Difficile de réglementer

Le spécialiste du secteur technologique estime qu’aucune manière claire de réglementer l’activité des géants du web n’émerge côté américain. L’approche européenne vise des points précis de leurs activités, par exemple la nécessité que des serveurs soient aussi situés dans l’Union, dans le sillage du RGPD, le règlement communautaire sur la protection des données. Amazon se trouve ainsi dans le viseur de la commissaire européenne à la Concurrence, Margrethe Vestager, qui soupçonne la plateforme d’améliorer son offre commerciale grâce aux données des commerçants qu’elle héberge. «A l’inverse, Facebook utilise ses propres données, le régulateur devra donc trouver un autre angle d’attaque», résume Tomasz Godziek.

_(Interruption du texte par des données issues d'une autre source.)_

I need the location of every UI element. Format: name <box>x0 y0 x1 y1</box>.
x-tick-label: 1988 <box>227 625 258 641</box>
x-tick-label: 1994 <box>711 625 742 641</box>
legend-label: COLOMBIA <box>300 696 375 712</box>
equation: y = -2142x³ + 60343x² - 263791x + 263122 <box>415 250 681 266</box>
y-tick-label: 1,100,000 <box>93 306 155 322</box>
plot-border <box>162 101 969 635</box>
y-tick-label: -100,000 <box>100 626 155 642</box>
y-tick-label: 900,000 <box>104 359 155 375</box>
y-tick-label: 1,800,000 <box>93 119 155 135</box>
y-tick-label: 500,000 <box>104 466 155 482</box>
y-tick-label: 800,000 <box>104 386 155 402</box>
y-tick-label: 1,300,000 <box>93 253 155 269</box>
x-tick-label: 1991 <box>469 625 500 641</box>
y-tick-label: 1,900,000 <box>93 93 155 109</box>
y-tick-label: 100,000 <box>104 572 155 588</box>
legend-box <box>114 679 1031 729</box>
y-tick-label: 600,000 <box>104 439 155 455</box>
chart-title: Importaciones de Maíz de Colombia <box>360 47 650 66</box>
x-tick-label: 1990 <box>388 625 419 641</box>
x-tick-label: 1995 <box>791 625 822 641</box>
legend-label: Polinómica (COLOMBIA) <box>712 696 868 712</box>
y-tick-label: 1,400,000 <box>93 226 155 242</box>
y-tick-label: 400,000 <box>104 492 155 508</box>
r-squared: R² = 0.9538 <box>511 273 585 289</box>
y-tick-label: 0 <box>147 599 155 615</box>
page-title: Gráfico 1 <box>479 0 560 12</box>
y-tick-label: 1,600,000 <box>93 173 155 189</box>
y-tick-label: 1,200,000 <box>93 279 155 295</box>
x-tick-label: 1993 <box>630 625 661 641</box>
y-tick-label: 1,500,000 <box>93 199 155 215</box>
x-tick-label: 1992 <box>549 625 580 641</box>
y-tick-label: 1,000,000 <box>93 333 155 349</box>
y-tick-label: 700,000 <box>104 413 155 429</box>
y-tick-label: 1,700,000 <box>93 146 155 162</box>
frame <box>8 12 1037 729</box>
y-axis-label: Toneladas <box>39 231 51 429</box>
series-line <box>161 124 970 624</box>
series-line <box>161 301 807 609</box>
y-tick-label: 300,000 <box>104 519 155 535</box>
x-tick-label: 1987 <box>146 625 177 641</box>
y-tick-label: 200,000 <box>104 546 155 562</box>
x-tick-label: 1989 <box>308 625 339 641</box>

L’impact des futures réglementations sur le modèle d’affaires de ces entreprises est difficile à estimer, poursuit Tomasz Godziek, qui soulève deux problèmes majeurs. D’une part, «les sénateurs qui ont interrogé Mark Zuckerberg semblaient ne pas vraiment comprendre la façon dont Facebook gagne de l’argent. Dans ce cas, il est difficile de réglementer une activité. D’autre part, le réseau social assure qu’il va s’auto-réguler. Mais sans concurrent, la plateforme n’est pas véritablement encouragée à le faire.»